March 20, 2019 / 3:25 AM / in a month

シドニー外為・債券市場=豪ドル・NZドル下落、国債利回り急低下で

[シドニー 20日 ロイター] - オセアニア外国為替市場では豪ドルとニュージーランド(NZ)ドルがともに下落した。両国で数カ月内に利下げが必要になるとの観測を背景に国債利回りが急低下を続けたことが通貨を圧迫した。

米連邦準備理事会(FRB)は20日までの米連邦公開市場委員会(FOMC)でハト派的姿勢を打ち出すと見込まれているが、これよりも国債利回りの低下が材料視された。

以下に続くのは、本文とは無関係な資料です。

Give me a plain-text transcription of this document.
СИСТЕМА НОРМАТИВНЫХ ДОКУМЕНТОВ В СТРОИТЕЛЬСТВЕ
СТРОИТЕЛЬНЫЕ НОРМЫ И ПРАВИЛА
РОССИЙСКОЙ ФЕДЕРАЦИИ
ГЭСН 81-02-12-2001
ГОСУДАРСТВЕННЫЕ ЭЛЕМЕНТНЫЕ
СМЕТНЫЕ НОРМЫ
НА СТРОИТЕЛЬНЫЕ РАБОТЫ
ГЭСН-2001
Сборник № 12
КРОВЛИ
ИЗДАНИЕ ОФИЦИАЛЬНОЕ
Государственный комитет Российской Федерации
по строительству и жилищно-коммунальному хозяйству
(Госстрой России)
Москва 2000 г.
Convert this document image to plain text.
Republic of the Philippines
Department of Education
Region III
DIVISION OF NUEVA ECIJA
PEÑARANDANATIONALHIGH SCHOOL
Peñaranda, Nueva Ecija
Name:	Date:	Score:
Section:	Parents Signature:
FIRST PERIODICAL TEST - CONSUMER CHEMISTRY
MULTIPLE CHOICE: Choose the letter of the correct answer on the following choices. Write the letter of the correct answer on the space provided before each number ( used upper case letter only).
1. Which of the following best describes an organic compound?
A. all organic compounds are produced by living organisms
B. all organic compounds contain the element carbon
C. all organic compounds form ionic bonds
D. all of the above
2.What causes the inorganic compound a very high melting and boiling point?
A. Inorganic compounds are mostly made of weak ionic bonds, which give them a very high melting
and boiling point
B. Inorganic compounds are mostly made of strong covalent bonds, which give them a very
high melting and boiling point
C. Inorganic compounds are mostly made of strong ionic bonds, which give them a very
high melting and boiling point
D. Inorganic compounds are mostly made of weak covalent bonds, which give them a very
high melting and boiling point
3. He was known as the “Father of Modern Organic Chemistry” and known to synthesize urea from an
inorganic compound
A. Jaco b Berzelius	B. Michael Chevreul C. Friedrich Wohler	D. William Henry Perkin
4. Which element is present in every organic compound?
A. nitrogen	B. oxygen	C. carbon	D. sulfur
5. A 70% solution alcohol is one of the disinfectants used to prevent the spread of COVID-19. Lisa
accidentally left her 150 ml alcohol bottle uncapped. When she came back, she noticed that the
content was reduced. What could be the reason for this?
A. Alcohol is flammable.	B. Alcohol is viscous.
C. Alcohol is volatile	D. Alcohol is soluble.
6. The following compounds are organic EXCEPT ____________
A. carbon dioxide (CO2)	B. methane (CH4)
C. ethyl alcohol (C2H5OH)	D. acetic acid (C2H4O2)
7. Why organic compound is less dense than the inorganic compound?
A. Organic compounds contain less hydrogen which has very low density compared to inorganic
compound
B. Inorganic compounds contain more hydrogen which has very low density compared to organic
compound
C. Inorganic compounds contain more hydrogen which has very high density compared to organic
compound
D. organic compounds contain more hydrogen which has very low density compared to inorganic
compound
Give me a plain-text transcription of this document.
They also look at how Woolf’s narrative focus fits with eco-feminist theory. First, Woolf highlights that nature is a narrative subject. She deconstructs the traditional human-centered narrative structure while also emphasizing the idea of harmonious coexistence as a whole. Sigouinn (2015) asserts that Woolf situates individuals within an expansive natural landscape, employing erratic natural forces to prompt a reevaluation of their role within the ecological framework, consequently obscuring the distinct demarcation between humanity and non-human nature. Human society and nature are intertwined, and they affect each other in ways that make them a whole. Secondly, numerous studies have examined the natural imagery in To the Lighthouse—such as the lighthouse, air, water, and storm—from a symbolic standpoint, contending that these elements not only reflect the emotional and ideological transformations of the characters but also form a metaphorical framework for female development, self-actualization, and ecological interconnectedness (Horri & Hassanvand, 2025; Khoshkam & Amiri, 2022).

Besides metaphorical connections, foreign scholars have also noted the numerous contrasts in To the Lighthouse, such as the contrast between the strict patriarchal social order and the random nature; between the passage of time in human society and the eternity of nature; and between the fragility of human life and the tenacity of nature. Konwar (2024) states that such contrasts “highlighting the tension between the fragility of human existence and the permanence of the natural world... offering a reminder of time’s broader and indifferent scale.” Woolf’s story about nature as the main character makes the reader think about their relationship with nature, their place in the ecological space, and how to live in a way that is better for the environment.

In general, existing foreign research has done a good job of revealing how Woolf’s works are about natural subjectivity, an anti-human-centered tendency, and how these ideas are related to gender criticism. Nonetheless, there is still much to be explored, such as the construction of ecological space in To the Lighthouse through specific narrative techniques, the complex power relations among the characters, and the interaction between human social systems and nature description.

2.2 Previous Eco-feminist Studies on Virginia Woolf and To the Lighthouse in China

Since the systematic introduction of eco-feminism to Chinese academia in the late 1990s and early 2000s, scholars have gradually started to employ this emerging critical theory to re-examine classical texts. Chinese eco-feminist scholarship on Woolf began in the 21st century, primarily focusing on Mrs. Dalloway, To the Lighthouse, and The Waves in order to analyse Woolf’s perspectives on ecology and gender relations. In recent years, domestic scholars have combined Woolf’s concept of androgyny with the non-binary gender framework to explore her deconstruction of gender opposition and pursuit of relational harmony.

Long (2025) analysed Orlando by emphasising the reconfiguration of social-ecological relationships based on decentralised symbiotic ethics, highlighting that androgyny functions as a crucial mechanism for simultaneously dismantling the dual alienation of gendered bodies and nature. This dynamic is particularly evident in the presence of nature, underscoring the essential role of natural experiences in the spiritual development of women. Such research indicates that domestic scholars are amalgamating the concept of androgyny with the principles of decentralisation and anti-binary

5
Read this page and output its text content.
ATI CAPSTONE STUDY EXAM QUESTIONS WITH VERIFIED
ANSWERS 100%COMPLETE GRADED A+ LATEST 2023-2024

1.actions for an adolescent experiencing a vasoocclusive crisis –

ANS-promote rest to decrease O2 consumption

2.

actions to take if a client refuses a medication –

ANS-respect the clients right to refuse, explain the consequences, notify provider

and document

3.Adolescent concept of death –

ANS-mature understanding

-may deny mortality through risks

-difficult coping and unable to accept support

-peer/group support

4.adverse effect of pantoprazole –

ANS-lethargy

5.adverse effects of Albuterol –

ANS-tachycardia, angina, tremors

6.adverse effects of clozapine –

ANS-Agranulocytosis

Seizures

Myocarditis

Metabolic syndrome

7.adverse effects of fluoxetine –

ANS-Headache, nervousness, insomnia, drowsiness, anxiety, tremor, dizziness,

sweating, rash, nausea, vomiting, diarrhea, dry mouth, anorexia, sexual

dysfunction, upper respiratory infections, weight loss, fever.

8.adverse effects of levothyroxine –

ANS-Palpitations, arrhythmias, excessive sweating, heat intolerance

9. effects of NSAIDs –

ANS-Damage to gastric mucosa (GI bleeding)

豪3年債利回りは月初から23ベーシスポイント(bp)低下しており、この日は1.485%と、2016年終盤以来初めて政策金利の水準である1.5%を割り込んだ。

豪債券先物の10年物は98.0700と、過去最高水準の98.2000に近づいた。ここ2週間程度で29ティック急上昇している。

豪先物市場が織り込む金融緩和の確率は急速に高まっている。住宅価格の下落が消費支出を圧迫していることが一因。

21日には2月の豪雇用統計の発表が予定されている。

CBAの上級通貨ストラテジスト、ジョセフ・カプルソ氏は「2018年下期に豪経済が急減速したたため、雇用状況が予想を下回るリスクがある」と指摘。「失業率に上昇の兆しが出ればオーストラリア準備銀行(RBA)は警戒を強め、豪ドルの重しになるだろう」と述べた。

豪ドルは雇用統計を控えた投機筋の売りで、0.3%安の1豪ドル=0.7065米ドルとなった。

NZドルも弱含み、1NZドル=0.6830米ドル。

21日にはニュージーランドの第4・四半期国内総生産(GDP)の発表も予定されている。予想外の下振れとなった場合は国債利回りへの下押し圧力がさらに強まることになる。短期債の利回りは既に過去最低水準で推移している。